What’s more, taking the steps to find, discuss, and agree upon those definitions requires the empathy to care about the importance of a shared language. The time and focus it takes to explore this builds more trust as a result!
4. Data sources and quality
Even when you’re communicating and agreeing on the terms, the actual data source and quality of the data is important to expose. If your audience doesn’t have confidence in that data source, it will undermine the validity of whatever it is you’re trying to show them, thus reducing their confidence in you and eroding the trust you’ve been working so hard to build.
If the data quality is bad, just point that out and expose the uncertainty. Exposing the source and expressing your confidence in the data will cause you to explain why it’s robust or crappy and will be just one more journey you’ll take with your audience. Everyone will walk away understanding the system and their roles a bit more. Definitions will be reinforced, empathy expanded, and trust cemented.
How to cope with uncertainty is a different question, as many of the data visualization books just don’t give enough clear guidance. Maybe this is because our industry hasn’t established the go-to methods for visualizing these facets of the data. So you’ll need to discuss this uncertainty and the best way to visualize it with your audience. When visual methods don’t work, fall back to using callouts, titles, and other text to explain in short, easily-digested sentences (preferably with links to detailed definitions).
Building a trust infrastructure
All of these methods will help prove to your audience that you want to collaborate. In doing so, it’s highly likely that your relationship with your audience (even if it’s hierarchal) will change. “You don’t need to know” will likely turn into a discussion about what happens next after the data is understood.
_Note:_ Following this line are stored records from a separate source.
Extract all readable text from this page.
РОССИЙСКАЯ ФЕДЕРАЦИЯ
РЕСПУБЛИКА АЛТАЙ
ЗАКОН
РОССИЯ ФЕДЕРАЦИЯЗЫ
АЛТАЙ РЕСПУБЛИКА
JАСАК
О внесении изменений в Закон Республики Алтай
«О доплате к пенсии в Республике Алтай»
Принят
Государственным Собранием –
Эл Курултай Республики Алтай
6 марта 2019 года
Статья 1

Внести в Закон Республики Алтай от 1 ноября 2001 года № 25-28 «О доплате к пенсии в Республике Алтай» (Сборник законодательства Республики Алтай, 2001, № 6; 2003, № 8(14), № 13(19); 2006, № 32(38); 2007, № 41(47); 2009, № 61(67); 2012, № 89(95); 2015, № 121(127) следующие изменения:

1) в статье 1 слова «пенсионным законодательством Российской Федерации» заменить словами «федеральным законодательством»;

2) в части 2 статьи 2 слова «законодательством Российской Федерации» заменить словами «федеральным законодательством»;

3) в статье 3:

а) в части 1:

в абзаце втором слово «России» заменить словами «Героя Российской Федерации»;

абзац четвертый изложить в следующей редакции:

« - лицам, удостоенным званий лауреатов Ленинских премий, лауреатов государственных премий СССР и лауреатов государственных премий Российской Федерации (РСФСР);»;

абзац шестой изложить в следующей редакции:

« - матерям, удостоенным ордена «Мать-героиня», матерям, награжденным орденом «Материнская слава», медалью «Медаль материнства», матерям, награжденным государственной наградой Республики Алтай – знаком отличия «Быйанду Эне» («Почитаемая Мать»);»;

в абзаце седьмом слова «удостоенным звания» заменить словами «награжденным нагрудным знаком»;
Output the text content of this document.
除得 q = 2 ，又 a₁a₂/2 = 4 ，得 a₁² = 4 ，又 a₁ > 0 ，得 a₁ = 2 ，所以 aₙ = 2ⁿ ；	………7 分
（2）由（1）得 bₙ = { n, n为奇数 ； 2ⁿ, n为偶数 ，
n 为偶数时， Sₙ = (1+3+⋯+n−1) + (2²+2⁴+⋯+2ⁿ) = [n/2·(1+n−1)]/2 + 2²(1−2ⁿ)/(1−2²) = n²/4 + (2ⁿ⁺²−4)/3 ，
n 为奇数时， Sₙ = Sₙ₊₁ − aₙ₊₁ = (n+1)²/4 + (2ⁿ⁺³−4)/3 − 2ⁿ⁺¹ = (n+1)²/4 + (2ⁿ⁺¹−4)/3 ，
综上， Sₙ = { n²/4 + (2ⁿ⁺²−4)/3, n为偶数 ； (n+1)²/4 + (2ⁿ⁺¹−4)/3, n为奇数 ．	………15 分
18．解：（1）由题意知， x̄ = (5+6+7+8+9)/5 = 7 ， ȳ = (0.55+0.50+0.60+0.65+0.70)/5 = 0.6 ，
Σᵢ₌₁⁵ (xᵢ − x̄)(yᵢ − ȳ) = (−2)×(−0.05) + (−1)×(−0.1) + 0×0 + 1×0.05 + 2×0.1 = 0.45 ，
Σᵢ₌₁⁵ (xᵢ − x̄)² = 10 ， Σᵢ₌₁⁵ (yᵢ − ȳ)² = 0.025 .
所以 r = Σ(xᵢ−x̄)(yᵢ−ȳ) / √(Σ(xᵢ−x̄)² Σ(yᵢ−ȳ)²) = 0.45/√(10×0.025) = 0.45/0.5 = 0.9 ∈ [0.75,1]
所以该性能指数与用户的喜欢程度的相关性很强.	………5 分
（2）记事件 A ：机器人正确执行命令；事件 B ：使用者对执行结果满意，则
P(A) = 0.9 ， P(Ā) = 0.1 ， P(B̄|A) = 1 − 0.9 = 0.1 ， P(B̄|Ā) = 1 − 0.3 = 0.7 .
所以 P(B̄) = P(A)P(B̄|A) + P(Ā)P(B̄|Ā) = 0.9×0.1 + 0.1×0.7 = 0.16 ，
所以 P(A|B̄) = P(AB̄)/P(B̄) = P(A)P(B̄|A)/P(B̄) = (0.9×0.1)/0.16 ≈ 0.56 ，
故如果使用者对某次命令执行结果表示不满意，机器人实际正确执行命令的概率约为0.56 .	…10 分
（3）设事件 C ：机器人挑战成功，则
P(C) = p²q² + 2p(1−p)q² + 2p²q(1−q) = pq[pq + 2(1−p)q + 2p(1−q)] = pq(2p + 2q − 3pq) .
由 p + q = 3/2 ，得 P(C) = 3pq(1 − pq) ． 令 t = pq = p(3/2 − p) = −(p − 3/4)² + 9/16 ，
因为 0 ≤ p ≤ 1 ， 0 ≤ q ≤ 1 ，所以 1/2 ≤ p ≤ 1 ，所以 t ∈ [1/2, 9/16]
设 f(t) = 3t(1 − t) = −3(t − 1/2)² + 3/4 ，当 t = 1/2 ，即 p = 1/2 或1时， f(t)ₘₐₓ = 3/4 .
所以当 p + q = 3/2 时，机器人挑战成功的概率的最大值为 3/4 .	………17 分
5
As a result of all of this trust currency, your methods for presenting data will likely change from simple reporting to a collaborative conversation about the insights inside of the data, thereby expanding data visualization literacy across your organization.
It’s at this point that we as data professionals become valuable thought partners. When everyone in a decision ecosystem understands their role, it allows for a more inclusive exchange of ideas. This fluid communication turns from earning trust into building respect and allows a team/organization to move from a siloed, reactive mindset towards an integrated, iteratively-minded team focused on solving problems in a fluid manner.
Building a trust infrastructure is an important strategic necessity to make an impact, and if you do it right, it will make your work more enjoyable too.